Cette recherche sera traitée sur l'exemple de la G6PD (glucose-6-phosphate déshydrogénase). Lorsque le gène est muté, cela provoque une destruction des globules rouges (hémolyse). Il s'agit de rechercher des enzymes de restriction qui coupent différemment l'allèle normal (G6PDB) et l'allèle muté (G6PD_morb).
- Comparaison des deux séquences (en mode d'affichage Comparaison)
- Recherche d'une enzyme qui reconnaît une zone de mutation (ici la base 202)
Utiliser le menu Action/Enzyme de restriction, la fenêtre suivante s'affiche :
Pour qu'il y ait un choix plus large d'enzymes, cocher tous les types d'enzymes du cadre en bas à gauche de la fenêtre.
Puis cliquer sur le menu Rechercher... pour faire afficher la fenêtre de recherche :
Ici on recherchera les enzymes qui reconnaissent la séquence à la position 202 (qui est différente pour les deux allèles).

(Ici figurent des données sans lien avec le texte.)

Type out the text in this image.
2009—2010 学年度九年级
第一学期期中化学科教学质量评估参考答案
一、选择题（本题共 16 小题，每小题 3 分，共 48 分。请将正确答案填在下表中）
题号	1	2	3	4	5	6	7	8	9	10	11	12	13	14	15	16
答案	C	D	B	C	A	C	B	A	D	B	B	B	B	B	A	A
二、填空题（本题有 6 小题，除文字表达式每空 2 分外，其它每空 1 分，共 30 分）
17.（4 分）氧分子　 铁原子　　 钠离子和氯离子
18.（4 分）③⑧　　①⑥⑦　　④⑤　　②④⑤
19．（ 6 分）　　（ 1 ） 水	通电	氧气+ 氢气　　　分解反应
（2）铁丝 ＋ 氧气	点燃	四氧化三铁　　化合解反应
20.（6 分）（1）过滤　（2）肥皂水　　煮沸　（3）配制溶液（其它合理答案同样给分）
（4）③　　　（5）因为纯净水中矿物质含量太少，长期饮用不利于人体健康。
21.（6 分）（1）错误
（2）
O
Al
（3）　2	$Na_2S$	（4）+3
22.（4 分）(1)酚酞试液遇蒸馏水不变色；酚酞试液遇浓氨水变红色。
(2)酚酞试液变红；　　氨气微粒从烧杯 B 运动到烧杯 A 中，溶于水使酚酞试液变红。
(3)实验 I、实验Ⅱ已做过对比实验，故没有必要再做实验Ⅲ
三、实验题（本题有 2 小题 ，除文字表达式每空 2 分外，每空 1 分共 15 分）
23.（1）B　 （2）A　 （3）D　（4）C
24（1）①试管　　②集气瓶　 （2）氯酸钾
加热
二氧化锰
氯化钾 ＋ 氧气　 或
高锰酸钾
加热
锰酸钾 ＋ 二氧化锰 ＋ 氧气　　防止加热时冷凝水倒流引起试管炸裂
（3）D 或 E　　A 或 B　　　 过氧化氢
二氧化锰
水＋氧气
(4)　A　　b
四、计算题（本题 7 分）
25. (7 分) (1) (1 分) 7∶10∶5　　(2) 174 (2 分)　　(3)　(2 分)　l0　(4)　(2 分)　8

Remarque : en choisissant ensuite un autre mode, on pourrait combiner successivement plusieurs critères (par exemple tenir compte des autres sites de mutation avec le mode "ajouter à la sélection"...
Avec le seul critère choisi ici, une seule enzyme (CdiI) a été sélectionnée.
En cliquant sur OK, on obtient Le mode de coupure de la première séquence. - Comparaison des coupures
En se déplaçant dans la séquence au voisinage de la base 202, on observe une coupure de l'allèle normal par l'enzyme. La séquence de l'allèle muté étant différente à cet endroit, on n'observe pas de coupure :
- L'électrophorèse de l'allèle normal coupé par l'enzyme CdiI donnera 10 fragments et seulement 9 pour l'allèle muté. Cela permet de les différencier.
- Les infos et le tableau résument les résultats.